Supplement type has no effect on tooth growth.
Inreasing the dose level leads to increased tooth growth.
The experiment was done with random assignment of guinea pigs to different dose level categories and supplement type to control for confounders that might affect the outcome.

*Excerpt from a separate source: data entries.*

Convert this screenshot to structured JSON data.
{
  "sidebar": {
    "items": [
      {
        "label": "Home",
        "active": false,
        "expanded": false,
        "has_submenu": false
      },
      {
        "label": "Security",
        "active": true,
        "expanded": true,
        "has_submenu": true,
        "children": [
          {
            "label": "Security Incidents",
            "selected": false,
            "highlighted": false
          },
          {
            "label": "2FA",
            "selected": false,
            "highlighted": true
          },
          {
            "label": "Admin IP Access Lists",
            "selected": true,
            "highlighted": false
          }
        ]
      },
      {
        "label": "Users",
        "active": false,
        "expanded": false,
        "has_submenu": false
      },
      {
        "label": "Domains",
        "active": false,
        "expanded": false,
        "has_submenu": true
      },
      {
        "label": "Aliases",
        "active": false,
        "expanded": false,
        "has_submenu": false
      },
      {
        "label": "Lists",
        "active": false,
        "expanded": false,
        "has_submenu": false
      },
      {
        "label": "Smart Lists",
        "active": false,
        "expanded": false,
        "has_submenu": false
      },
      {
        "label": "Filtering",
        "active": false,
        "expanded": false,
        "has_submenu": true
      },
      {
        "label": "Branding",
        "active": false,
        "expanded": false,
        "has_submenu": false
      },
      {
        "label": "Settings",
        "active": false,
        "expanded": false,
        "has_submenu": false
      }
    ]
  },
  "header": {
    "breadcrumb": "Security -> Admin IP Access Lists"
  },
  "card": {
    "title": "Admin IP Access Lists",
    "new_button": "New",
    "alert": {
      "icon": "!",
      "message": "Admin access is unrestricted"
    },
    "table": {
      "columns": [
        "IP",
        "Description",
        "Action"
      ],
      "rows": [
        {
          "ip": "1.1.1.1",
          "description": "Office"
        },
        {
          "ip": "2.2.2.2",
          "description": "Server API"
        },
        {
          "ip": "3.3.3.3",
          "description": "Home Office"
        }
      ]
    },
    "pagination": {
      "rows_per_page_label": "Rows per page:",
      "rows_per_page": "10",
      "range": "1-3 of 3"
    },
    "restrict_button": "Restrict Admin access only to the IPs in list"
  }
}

Members of the sample population, i.e.ย the 60 guinea pigs, are representative of the entire population of guinea pigs. This assumption allows us to generalize the results.
For the t-tests, the variances are assumed to be different for the two groups being compared. This assumption is less stronger than the case in which the variances are assumed to be equal.